The Champions of Change Researchers

For this report, seven teams of researchers examined a variety of arts education programs using diverse methodologies:

  • James S. Catterall of the Imagination Project at the University of California at Los Angeles analyzed data on more than 25,000 students from the National Educational Longitudinal Survey to determine the relationship of engagement in the arts to student performance and attitudes. He also investigated the impact of intensive involvement in instrumental music and drama/theatre on student achievement.
  • Shirley Brice Heath of The Carnegie Foundation for the Advancement of Teaching and Stanford University, with Adelma Roach, examined after-school programs for youth in poor communities. The researchers were interested in the qualities that made programs in the arts, sports, and community service effective sites for learning and development, and they identified features that made involvement with the arts the most powerful factor to success in and out of school.
  • The Center for Arts Education Research at Teachers College, Columbia University, studied arts education programs within elementary and junior high schools. Researchers Judy Burton, Rob Horowitz, and Hal Abeles created a taxonomy of learning in the arts, and investigated the ways that learning in the arts affected learning across the curriculum and the conditions that made this possible.
  • James Catterall and The North Central Regional Educational Laboratory (NCREL) evaluated the impact of the Chicago Arts Partnership in Education (CAPE). The CAPE network of nine neighborhood-based partnerships of 23 local schools, 33 arts organizations, and 11 community-based organizations has pioneered new ways to integrate the arts with learning across the curriculum.
  • Researchers at the National Center for Gifted and Talented at the University of Connecticut examined the Young Talent Program and other offerings of ArtsConnection, the largest outside provider of arts education programming to the New York City public school system. They also created a model of obstacles, success factors, and outcomes for talent development in the arts.
  • Steve Seidel and researchers from Harvard University’s Project Zero examined two education programs of Shakespeare & Company, a professional theatre company based in Lenox, Massachusetts. Researchers investigated the National Institute on Teaching Shakespeare, a high school teacher training program, as well as the Fall Festival of Shakespeare, an annual regional experience that involves teenagers in the study and performance of Shakespeare’s works.
  • Dennie Palmer Wolf and researchers from the Performance Assessment Collaboratives for Education (PACE) of Harvard’s Graduate School of Education examined the Creating Original Opera program of The Metropolitan Opera Guild. This professional development program trains elementary and secondary school teachers in a process that enables young people to create, perform, and produce an original opera.

Report Conclusions

These Champions of Change studies demonstrate how involvement with the arts provides unparalleled opportunities for learning, enabling young people to reach for and attain higher levels of achievement. The research provides both examples and evidence of why the arts should be more widely recognized for its current and potential contributions to the improvement of American education.
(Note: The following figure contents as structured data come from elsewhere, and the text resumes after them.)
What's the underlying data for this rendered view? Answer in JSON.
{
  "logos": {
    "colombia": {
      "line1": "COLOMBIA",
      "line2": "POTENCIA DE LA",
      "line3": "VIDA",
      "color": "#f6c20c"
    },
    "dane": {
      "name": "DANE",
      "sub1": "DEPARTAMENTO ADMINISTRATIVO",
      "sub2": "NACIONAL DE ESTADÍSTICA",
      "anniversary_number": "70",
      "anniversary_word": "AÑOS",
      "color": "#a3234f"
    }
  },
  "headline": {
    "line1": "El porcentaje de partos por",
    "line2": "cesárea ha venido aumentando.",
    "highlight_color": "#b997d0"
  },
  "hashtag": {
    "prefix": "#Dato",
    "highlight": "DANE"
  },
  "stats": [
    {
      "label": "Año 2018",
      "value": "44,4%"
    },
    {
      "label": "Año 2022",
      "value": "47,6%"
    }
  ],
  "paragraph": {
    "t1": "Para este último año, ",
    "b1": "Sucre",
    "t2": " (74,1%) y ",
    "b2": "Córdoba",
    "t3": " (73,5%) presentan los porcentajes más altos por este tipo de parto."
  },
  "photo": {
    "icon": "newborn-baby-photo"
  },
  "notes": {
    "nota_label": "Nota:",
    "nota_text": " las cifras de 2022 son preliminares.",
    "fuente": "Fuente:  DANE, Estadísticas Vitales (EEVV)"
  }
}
Simiarly, the experiences we offer too many young people outside of school are often limited in their purpose and resulting impact. They provide recreation, but no sense of creation. They provide recess, but no sense of success. Arts learning outside of schools can also enhance the sense of accomplishment and well-being among our young people.

This research provides compelling evidence that the arts can and do serve as champions of change in learning. Yet realizing the full potential of learning in and through the arts for all American children will require heroic acts from all segments of our society. With the 21st century now upon us, we, too, must be champions of change; we must meet and exceed the challenge of giving our young people the best possible preparation we can offer them.